– Ну так что? – спросил Коннор. – Расскажешь нам, какая каша закручивается там внизу?
Он вдруг представил, что все это время они могут идти по тоненькой кожуре, которая скрывает невообразимую глубину с рукотворными дворцами, улицами и садами фейери, и на мгновение ему сделалось жутко, словно он заглянул в пропасть, внезапно раскинувшуюся прямо перед ними.
– Понятия не имею, о чем вы говорите, милорд, – ответил Тавиэль, и шеф Брауни взял его за пострадавшее плечо и рывком поставил на ноги. Эльф скривился от боли, но промолчал.
– А раз так, то нечего задницу отсиживать, – сказал шеф. – Потащим ее туда, где на нее отыщутся охотники.
Лицо Тавиэля едва заметно дрогнуло, и Коннор напрягся, готовясь перехватить его, если он бросится на шефа Брауни. Однако эльф лишь вздохнул и медленно пошел по тропе, словно не ожидал от своих спутников ничего другого.
Коннор смотрел ему в спину и думал, что Эмма жива. Она не может умереть.
Тавиэль во всем этом вел свою игру – тропинка становилась все уже, а лес все глуше, и Коннор думал, что эльф ведет их с шефом Брауни в ловушку. Впрочем, другого провожатого у них все равно нет.
Постепенно они забрались в такую глушь, в которую не заходили даже охотники.
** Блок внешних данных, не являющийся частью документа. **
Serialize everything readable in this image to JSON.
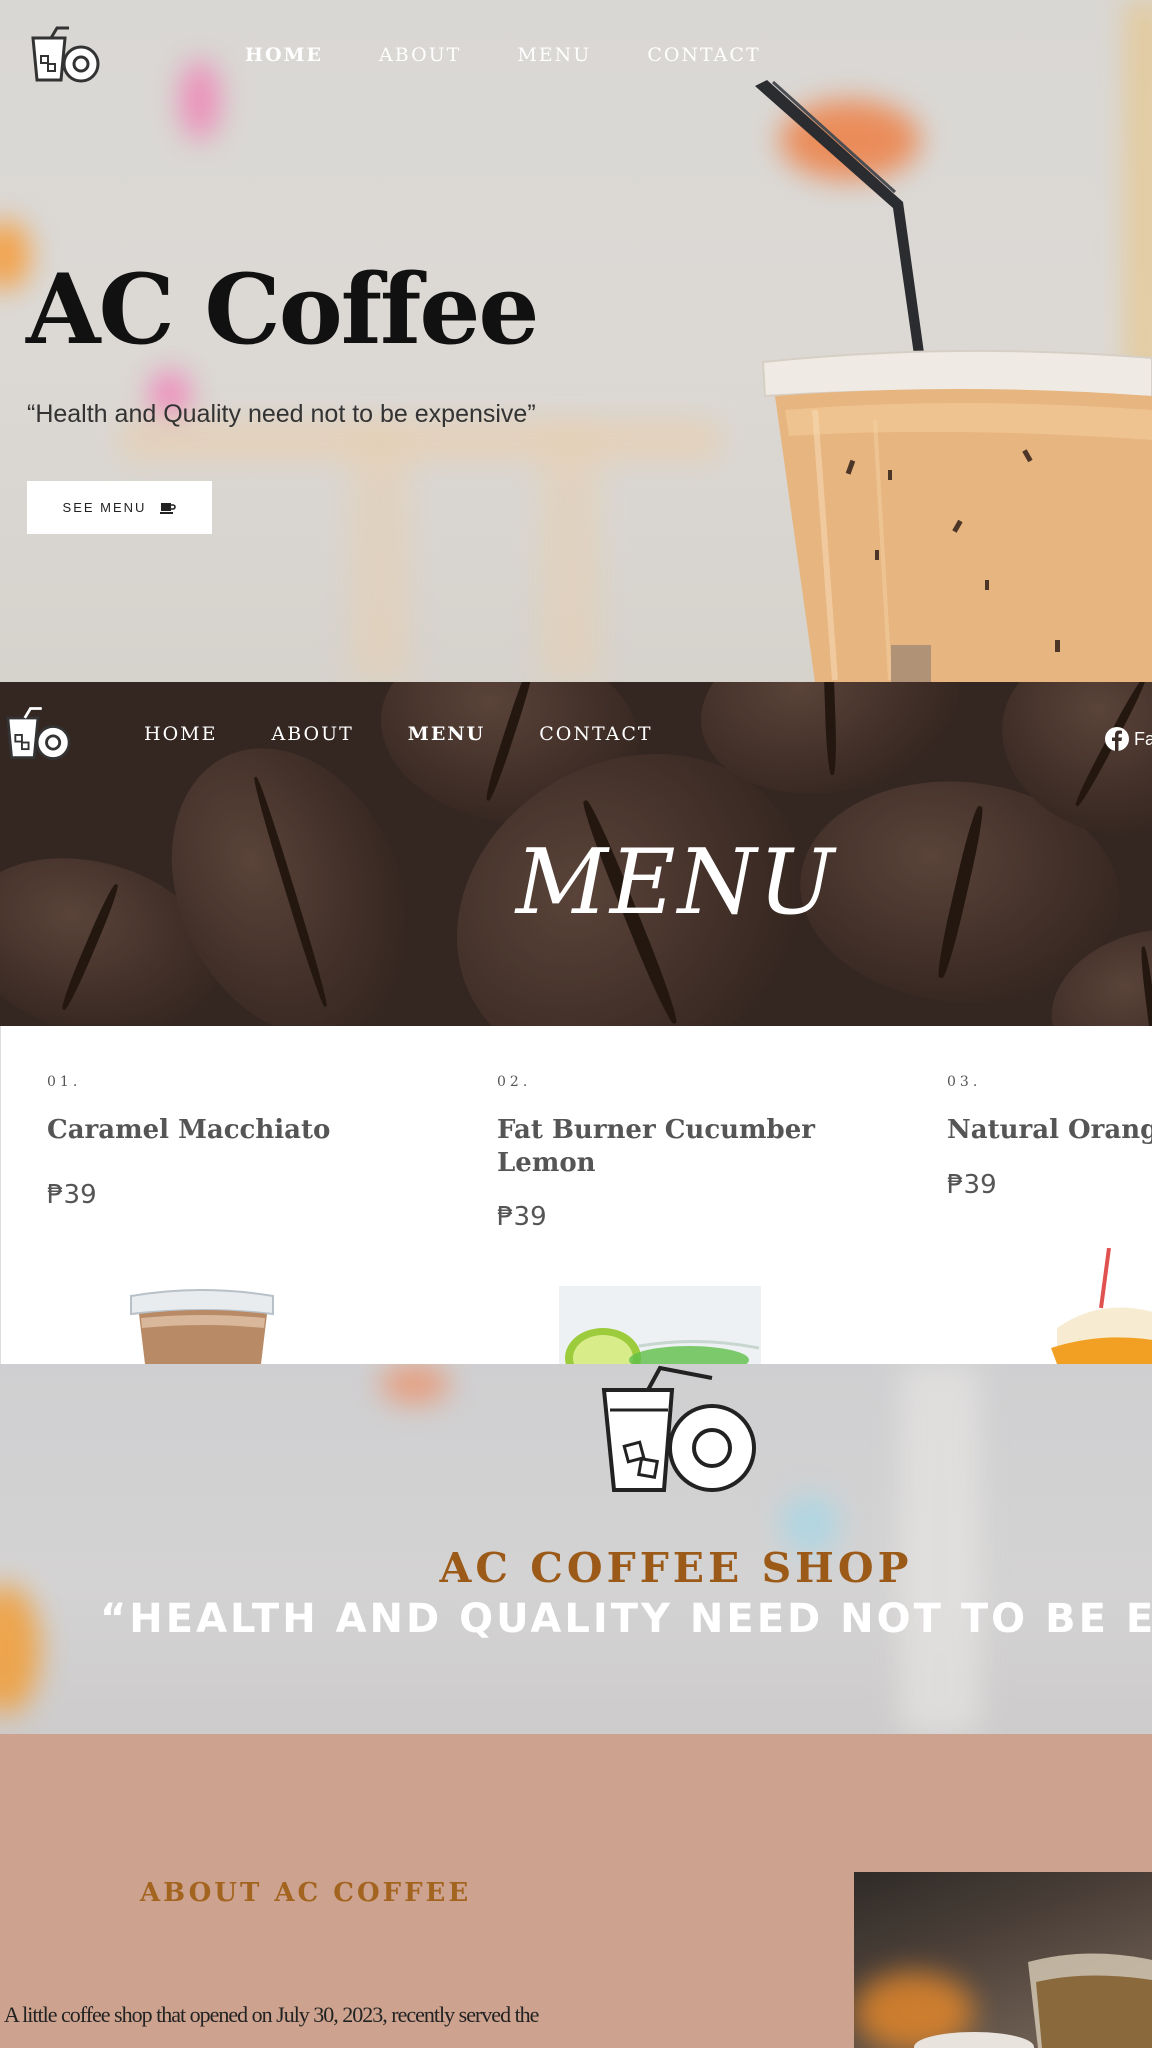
{
  "hero": {
    "nav": {
      "home": "HOME",
      "about": "ABOUT",
      "menu": "MENU",
      "contact": "CONTACT"
    },
    "title": "AC Coffee",
    "quote": "“Health and Quality need not to be expensive”",
    "see_menu_label": "SEE MENU"
  },
  "menu_banner": {
    "nav": {
      "home": "HOME",
      "about": "ABOUT",
      "menu": "MENU",
      "contact": "CONTACT"
    },
    "heading": "MENU",
    "social_label": "Fa"
  },
  "menu_items": [
    {
      "number": "01.",
      "name": "Caramel Macchiato",
      "price": "₱39"
    },
    {
      "number": "02.",
      "name": "Fat Burner Cucumber Lemon",
      "price": "₱39"
    },
    {
      "number": "03.",
      "name": "Natural Orange J",
      "price": "₱39"
    }
  ],
  "shop_band": {
    "title": "AC COFFEE SHOP",
    "quote": "“HEALTH AND QUALITY NEED NOT TO BE EXPENS"
  },
  "about": {
    "title": "ABOUT AC COFFEE",
    "text": "A little coffee shop that opened on July 30, 2023, recently served the"
  },
  "colors": {
    "accent_brown": "#9c5a18",
    "about_bg": "#cda38f",
    "banner_bg": "#3b2d27"
  }
}
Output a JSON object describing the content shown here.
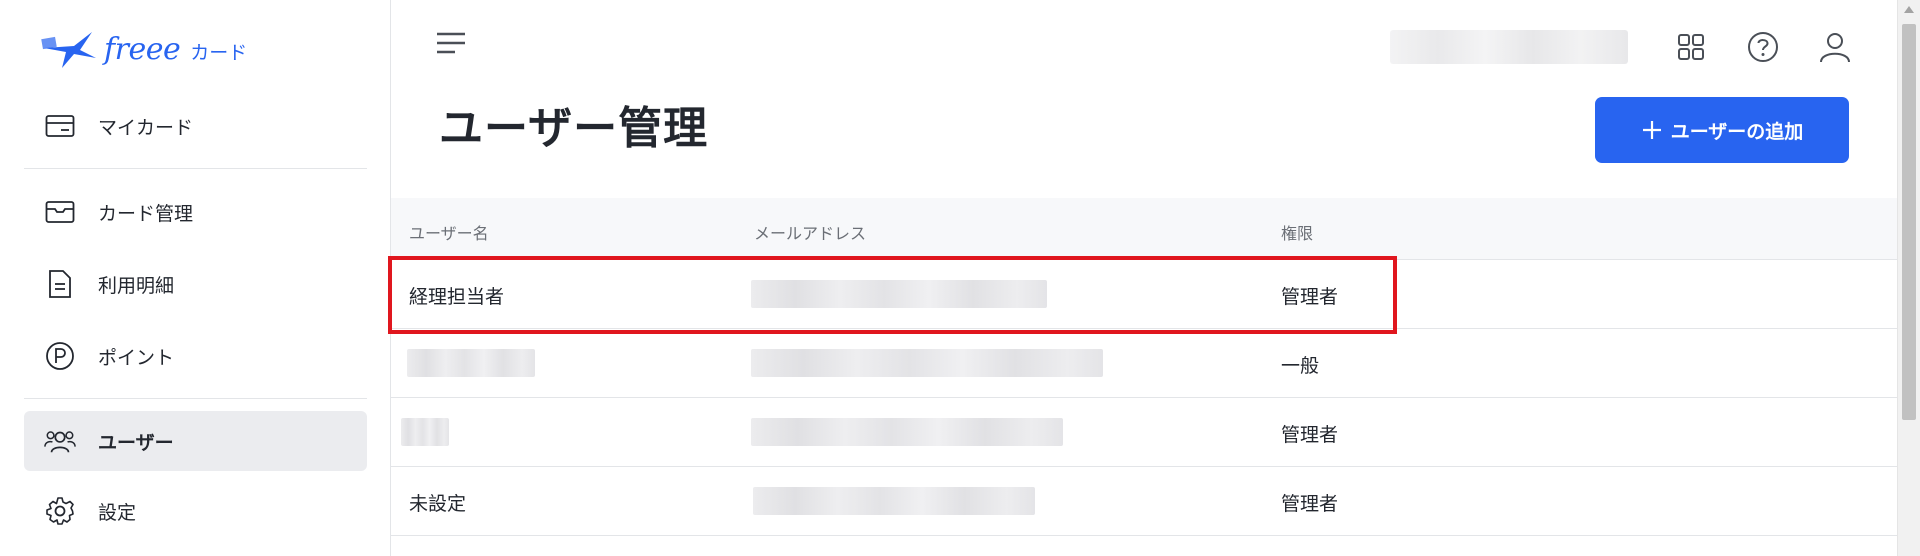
{
  "brand": {
    "logo_text": "freee",
    "logo_sub": "カード",
    "accent": "#2864f0"
  },
  "sidebar": {
    "items": [
      {
        "label": "マイカード",
        "icon": "card-icon"
      },
      {
        "label": "カード管理",
        "icon": "card-box-icon"
      },
      {
        "label": "利用明細",
        "icon": "document-icon"
      },
      {
        "label": "ポイント",
        "icon": "point-icon"
      },
      {
        "label": "ユーザー",
        "icon": "users-icon",
        "active": true
      },
      {
        "label": "設定",
        "icon": "gear-icon"
      }
    ]
  },
  "header": {
    "icons": [
      "menu-icon",
      "apps-grid-icon",
      "help-icon",
      "user-account-icon"
    ]
  },
  "main": {
    "title": "ユーザー管理",
    "add_button": "ユーザーの追加",
    "table": {
      "columns": [
        "ユーザー名",
        "メールアドレス",
        "権限"
      ],
      "rows": [
        {
          "name": "経理担当者",
          "role": "管理者"
        },
        {
          "name": "",
          "role": "一般"
        },
        {
          "name": "",
          "role": "管理者"
        },
        {
          "name": "未設定",
          "role": "管理者"
        }
      ]
    }
  },
  "colors": {
    "highlight": "#e0161e",
    "active_bg": "#ebecef"
  }
}
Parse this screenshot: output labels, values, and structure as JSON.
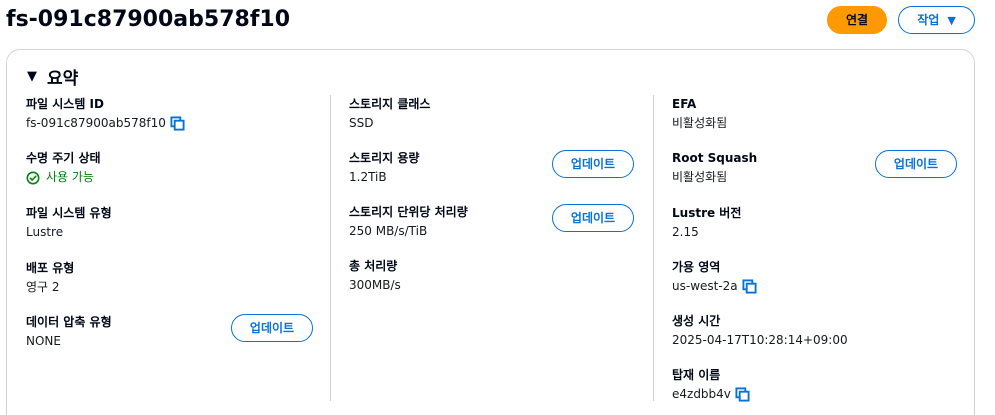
{
  "header": {
    "title": "fs-091c87900ab578f10",
    "connect_label": "연결",
    "actions_label": "작업"
  },
  "summary": {
    "title": "요약",
    "col1": {
      "fs_id_label": "파일 시스템 ID",
      "fs_id_value": "fs-091c87900ab578f10",
      "lifecycle_label": "수명 주기 상태",
      "lifecycle_value": "사용 가능",
      "fs_type_label": "파일 시스템 유형",
      "fs_type_value": "Lustre",
      "deploy_type_label": "배포 유형",
      "deploy_type_value": "영구 2",
      "compression_label": "데이터 압축 유형",
      "compression_value": "NONE",
      "compression_update": "업데이트"
    },
    "col2": {
      "storage_class_label": "스토리지 클래스",
      "storage_class_value": "SSD",
      "storage_capacity_label": "스토리지 용량",
      "storage_capacity_value": "1.2TiB",
      "storage_capacity_update": "업데이트",
      "throughput_per_unit_label": "스토리지 단위당 처리량",
      "throughput_per_unit_value": "250 MB/s/TiB",
      "throughput_per_unit_update": "업데이트",
      "total_throughput_label": "총 처리량",
      "total_throughput_value": "300MB/s"
    },
    "col3": {
      "efa_label": "EFA",
      "efa_value": "비활성화됨",
      "root_squash_label": "Root Squash",
      "root_squash_value": "비활성화됨",
      "root_squash_update": "업데이트",
      "lustre_version_label": "Lustre 버전",
      "lustre_version_value": "2.15",
      "az_label": "가용 영역",
      "az_value": "us-west-2a",
      "created_label": "생성 시간",
      "created_value": "2025-04-17T10:28:14+09:00",
      "mount_label": "탑재 이름",
      "mount_value": "e4zdbb4v"
    }
  },
  "colors": {
    "primary": "#ff9900",
    "link": "#0972d3",
    "success": "#037f0c",
    "border": "#d1d5db"
  },
  "icons": {
    "copy": "copy-icon",
    "status_ok": "status-positive-icon",
    "actions_caret": "caret-down-icon",
    "expand": "caret-down-filled-icon"
  }
}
Здесь было очень тихо. Не пели птицы, не шныряло мелкое лесное зверье – единственным звуком было легкое шуршание опавшей листвы под ногами. Коннор невольно почувствовал, как напрягся загривок, и заметил, что шеф Брауни тоже встревожен, хотя старается скрывать волнение.
– Я однажды сюда пацаном забрался, – сообщил он и указал на раздвоенную сосну, что стояла чуть в стороне от дороги. – Мерзкое местечко, честно говоря. Вон там я заночевал.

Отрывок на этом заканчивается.